British literary agent

Leonard Parker Moore (died January 1959) was an English literary agent who became known due to being the literary agent for author George Orwell through their letters.

== Early life ==
Injured in the leg in the First World War, Moore worked as a journalist before becoming a literary agent.

== Career ==
A partner of Christy & Moore and of the Lecture Agency, Ltd., his clients included George Orwell (from 1932 to 1950), Gordon Campbell, Mary Butts, Georgette Heyer (for nearly 30 years from 1922), Carola Oman, Marco Pallis, Catherine Cookson, Jane Mander,Ruby M. Ayres, Gareth Jones, Wilfred Grenfell, and Ruth Collie.

===Orwell===
It was in a letter to Moore, in November 1932, regarding the future publication of Down and Out in Paris and London, that Eric Blair first came up with the pseudonym "George Orwell".

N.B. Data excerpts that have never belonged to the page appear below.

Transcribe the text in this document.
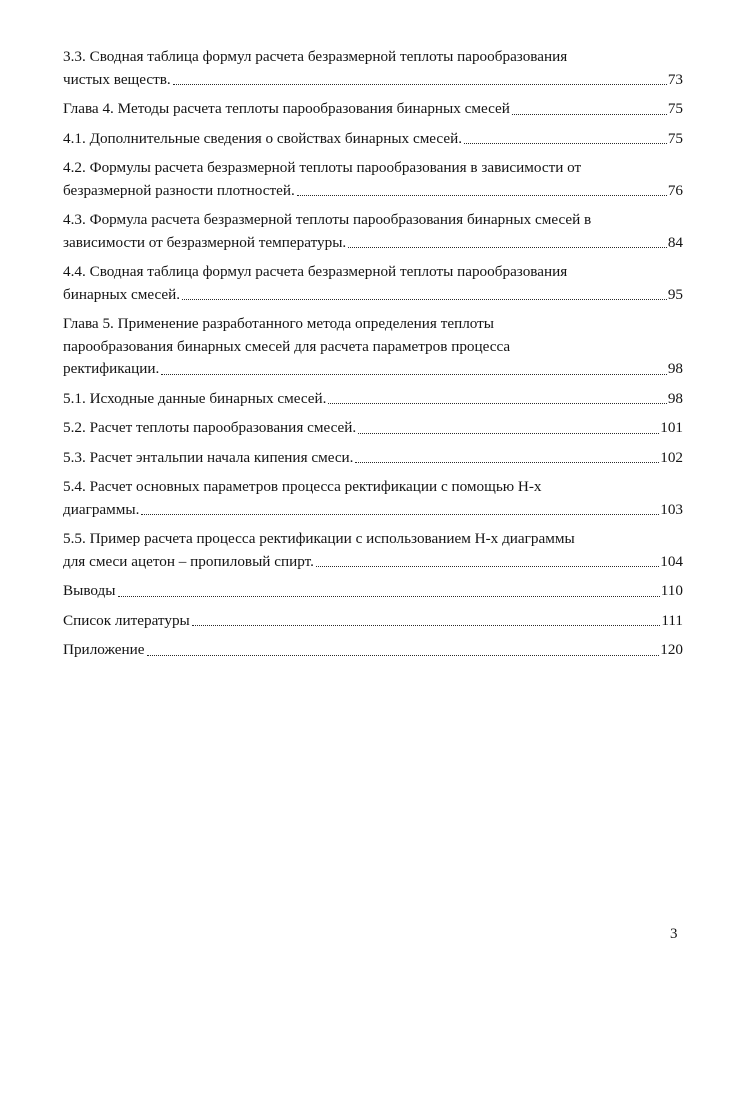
3.3. Сводная таблица формул расчета безразмерной теплоты парообразования
чистых веществ.	73
Глава 4. Методы расчета теплоты парообразования бинарных смесей	75
4.1. Дополнительные сведения о свойствах бинарных смесей.	75
4.2. Формулы расчета безразмерной теплоты парообразования в зависимости от
безразмерной разности плотностей.	76
4.3. Формула расчета безразмерной теплоты парообразования бинарных смесей в
зависимости от безразмерной температуры.	84
4.4. Сводная таблица формул расчета безразмерной теплоты парообразования
бинарных смесей.	95
Глава 5. Применение разработанного метода определения теплоты
парообразования бинарных смесей для расчета параметров процесса
ректификации.	98
5.1. Исходные данные бинарных смесей.	98
5.2. Расчет теплоты парообразования смесей.	101
5.3. Расчет энтальпии начала кипения смеси.	102
5.4. Расчет основных параметров процесса ректификации с помощью H-x
диаграммы.	103
5.5. Пример расчета процесса ректификации с использованием H-x диаграммы
для смеси ацетон – пропиловый спирт.	104
Выводы	110
Список литературы	111
Приложение	120
3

According to the historian Daniel J. Leab, some 500 of Orwell's letters to his agent have survived, of which nearly 100 were acquired by the Lilly Library in 1959.

==Bibliography==
- Shelden, Michael (ed.) George Orwell: Ten Animal Farm Letters to His Agent, Leonard Moore (1984)

== Personal life ==
He was the brother of the novelist Henry Moore.